And so on; it is not necessary to say more. If there are such powers in man, then there is indeed an exact science possible. Short of it there is only a temporary and phantom science. "Whatever is known to us by (direct) consciousness," says Stuart Mill in his System of Logic, "is known to us beyond possibility of question;" what is known by our local and temporary consciousness is known for the moment beyond possibility of question; what is known by our permanent and universal consciousness is permanently known beyond possibility of question.[33]

FOOTNOTES:

[31] Thus the study of Geometry would be primarily an education of the eye, and the mind's eye, to the perception of geometrical forms and facts, the judgment of angles, etc.—and secondarily only a process of deductive reasoning—a body of empirical knowledge strengthened and tied together by bands of logic; the study of Natural History would be primarily an affectionate intimacy with the habits of animals and plants, and classification would be treated as a secondary matter and as a help to the former; Physiology would be studied in the first place by the method of Health—the pure body—becoming gradually transparent with all its organs to the eye of the mind—and dissection would be used to corroborate and correct the results thus attained; and so on.

[32] Compare the Sphinx-riddle: What is that which goes on four legs, etc.

[33] See for continuation of this subject the chapter on "A Rational and Humane Science," [p. 219] infra.


DEFENCE OF CRIMINALS:
A CRITICISM OF MORALITY

The State is the actually existing realised moral life.
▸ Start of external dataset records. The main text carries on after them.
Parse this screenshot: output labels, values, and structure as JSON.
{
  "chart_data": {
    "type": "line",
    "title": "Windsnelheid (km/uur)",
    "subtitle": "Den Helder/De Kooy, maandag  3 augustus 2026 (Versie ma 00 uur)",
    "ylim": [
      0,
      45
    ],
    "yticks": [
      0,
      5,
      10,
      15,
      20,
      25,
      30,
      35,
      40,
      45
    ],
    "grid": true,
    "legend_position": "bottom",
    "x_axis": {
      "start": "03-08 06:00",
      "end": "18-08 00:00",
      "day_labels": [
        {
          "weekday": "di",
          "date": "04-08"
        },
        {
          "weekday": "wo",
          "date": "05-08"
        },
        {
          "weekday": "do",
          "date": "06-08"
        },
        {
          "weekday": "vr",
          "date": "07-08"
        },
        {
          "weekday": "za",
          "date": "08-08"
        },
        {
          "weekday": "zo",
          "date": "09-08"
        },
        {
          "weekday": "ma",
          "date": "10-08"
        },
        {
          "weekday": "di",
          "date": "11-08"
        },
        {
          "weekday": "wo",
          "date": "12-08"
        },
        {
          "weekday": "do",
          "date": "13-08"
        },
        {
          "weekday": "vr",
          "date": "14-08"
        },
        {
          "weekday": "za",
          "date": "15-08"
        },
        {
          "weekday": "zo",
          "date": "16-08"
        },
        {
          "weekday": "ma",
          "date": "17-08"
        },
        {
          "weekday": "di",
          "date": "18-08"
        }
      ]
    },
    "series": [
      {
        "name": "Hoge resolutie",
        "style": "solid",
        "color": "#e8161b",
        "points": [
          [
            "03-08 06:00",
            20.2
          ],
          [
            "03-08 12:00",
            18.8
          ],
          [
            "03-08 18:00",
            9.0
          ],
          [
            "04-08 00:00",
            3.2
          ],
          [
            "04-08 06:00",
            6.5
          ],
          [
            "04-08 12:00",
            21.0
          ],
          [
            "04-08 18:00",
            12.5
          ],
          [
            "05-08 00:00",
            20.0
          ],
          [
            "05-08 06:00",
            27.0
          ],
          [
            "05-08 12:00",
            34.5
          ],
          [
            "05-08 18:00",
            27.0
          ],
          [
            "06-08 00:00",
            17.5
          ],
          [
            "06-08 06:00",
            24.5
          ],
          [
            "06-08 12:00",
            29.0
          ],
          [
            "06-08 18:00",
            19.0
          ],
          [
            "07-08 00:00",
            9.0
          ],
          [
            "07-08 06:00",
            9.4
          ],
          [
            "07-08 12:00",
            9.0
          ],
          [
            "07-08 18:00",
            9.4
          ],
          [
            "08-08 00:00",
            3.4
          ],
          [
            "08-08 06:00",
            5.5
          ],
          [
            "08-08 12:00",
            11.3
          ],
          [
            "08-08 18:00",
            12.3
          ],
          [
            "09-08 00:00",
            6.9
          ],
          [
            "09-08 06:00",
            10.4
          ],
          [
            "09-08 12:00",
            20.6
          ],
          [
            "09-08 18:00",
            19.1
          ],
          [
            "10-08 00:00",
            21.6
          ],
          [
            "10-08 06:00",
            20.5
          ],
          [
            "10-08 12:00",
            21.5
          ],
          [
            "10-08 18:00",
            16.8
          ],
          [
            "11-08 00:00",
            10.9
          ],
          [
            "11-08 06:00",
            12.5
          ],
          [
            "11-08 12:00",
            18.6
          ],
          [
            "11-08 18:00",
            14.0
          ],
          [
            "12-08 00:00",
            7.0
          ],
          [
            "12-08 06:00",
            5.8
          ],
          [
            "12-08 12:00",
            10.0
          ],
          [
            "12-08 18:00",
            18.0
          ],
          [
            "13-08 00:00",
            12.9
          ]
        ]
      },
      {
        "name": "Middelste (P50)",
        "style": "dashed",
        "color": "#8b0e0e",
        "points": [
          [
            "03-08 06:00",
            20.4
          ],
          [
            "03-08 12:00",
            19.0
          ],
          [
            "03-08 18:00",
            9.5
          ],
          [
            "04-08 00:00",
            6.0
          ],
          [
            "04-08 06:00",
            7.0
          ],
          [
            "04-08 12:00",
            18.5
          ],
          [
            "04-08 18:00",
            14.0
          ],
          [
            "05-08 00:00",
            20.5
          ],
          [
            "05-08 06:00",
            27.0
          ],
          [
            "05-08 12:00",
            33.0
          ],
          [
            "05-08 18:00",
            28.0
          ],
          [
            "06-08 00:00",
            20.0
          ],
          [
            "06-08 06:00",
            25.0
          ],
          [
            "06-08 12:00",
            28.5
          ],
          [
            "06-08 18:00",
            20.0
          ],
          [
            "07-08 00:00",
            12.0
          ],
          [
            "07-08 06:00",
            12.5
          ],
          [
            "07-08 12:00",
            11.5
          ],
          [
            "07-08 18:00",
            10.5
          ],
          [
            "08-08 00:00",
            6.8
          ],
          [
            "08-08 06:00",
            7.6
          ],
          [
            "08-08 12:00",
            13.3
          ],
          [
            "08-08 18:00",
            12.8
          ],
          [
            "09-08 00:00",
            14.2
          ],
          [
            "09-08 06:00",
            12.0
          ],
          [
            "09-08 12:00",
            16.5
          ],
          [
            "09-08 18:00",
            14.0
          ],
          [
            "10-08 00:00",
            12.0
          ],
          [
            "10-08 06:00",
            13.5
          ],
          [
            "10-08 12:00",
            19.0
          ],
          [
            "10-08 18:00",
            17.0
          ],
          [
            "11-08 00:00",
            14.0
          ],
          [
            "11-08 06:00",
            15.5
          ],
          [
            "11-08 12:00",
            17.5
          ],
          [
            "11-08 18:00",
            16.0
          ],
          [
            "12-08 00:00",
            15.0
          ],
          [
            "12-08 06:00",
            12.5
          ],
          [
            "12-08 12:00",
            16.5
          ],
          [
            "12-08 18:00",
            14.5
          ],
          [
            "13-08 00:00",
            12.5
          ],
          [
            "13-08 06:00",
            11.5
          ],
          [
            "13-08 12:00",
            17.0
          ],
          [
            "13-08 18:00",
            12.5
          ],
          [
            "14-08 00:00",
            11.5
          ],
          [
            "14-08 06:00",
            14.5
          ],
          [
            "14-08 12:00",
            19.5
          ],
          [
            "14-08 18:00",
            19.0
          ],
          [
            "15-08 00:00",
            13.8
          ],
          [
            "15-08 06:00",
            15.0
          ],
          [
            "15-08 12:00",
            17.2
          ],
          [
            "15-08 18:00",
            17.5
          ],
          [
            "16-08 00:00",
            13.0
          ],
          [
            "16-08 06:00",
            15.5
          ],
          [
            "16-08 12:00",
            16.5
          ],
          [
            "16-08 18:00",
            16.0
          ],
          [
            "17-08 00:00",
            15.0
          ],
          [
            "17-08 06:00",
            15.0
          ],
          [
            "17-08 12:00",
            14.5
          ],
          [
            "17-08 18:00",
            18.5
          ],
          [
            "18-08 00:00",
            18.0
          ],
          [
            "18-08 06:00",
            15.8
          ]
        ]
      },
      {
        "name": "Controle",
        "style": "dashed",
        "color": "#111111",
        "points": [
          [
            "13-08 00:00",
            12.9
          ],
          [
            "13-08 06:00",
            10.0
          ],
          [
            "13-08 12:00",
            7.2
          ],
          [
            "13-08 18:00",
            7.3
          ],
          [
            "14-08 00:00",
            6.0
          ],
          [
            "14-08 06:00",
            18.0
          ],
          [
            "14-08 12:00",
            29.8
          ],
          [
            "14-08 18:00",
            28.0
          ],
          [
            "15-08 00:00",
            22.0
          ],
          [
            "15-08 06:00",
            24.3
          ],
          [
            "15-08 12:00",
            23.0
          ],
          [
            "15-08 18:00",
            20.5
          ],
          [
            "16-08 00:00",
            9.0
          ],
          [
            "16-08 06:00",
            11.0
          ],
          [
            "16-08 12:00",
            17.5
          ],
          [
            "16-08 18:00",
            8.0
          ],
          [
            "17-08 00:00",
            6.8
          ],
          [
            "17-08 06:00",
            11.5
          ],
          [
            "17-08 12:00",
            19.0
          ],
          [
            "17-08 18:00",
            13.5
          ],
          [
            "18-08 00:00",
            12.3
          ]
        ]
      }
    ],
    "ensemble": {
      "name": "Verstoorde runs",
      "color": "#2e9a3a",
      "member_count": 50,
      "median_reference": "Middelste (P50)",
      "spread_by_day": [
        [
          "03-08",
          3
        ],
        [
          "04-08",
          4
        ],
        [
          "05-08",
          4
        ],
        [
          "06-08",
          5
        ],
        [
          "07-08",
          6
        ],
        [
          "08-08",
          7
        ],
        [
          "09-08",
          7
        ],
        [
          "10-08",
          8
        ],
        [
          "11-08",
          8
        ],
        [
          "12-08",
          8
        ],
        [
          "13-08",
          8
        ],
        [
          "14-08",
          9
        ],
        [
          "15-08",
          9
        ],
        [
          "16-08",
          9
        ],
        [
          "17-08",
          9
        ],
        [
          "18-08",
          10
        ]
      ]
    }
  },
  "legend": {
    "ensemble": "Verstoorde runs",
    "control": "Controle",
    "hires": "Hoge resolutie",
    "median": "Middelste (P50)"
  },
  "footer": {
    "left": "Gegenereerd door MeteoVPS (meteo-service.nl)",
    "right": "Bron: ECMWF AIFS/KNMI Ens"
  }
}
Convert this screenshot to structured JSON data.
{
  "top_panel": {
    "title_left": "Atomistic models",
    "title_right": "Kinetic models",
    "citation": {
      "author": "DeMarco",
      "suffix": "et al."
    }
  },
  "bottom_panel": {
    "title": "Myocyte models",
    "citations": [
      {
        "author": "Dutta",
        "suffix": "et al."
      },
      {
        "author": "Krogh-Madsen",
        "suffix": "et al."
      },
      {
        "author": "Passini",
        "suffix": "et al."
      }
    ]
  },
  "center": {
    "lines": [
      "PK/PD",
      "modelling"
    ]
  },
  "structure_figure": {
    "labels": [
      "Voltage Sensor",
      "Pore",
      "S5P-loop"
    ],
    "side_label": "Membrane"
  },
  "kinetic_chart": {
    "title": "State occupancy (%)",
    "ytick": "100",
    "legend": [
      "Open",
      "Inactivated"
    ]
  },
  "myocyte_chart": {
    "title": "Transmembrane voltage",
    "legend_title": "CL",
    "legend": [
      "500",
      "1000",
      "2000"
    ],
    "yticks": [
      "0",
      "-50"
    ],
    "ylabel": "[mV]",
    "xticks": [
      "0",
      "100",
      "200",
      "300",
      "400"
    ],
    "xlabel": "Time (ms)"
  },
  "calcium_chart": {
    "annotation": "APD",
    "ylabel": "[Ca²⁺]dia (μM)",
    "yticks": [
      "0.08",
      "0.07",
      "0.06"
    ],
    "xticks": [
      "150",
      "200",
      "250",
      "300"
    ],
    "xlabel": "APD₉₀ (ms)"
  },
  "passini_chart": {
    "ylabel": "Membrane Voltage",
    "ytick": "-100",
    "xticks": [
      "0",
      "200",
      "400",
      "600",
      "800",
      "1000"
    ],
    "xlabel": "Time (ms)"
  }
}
For it is the unity of the universal essential Will with that of the individual, and this is "Morality."—Hegel.

A criminal is literally a person accused—accused, and in the modern sense of the word convicted, of being harmful to Society. But is he there in the dock, the patch-coated brawler or burglar, really harmful to Society? is he more harmful than the mild old gentleman in the wig who pronounces sentence upon him? That is the question. Certainly he has infringed the law: and the law is in a sense the consolidated public opinion of Society: but if no one were to break the law, public opinion would ossify, and Society would die. As a matter of fact Society keeps changing its opinion. How then are we to know when it is right and when it is wrong? The Outcast of one age is the Hero of another. In execration they nailed Roger Bacon's manuscripts out in the sun and rain, to rot crucified upon planks—his bones lie in an unknown and unhonoured grave—yet to-day he is regarded as a pioneer of human thought. The hated Christian holding his ill-famed love-feasts in the darkness of the catacombs has climbed up to the throne of S. Peter and the world. The Jew moneylender whom Front-de-Boeuf could torture with impunity is become a Rothschild—guest of princes and instigator of commercial wars; and Shylock is now a highly respectable Railway Bondholder. And the Accepted of one age is the Criminal of the next. All the glories of Alexander do not condone in our eyes for his cruelty in crucifying the brave defenders of Tyre by thousands along the sea-shore; and if Solomon with his thousand wives and concubines were to appear in London to-morrow, even our most frivolous circles would be shocked, and Brigham Young by contrast seem a domestic model. The judge pronounces sentence on the prisoner now, but Society in its turn and in the lapse of years pronounces sentence on the judge. It holds in its hand a new canon, a new code of morals, and consigns its former representative and the law which he administered to a limbo of contempt.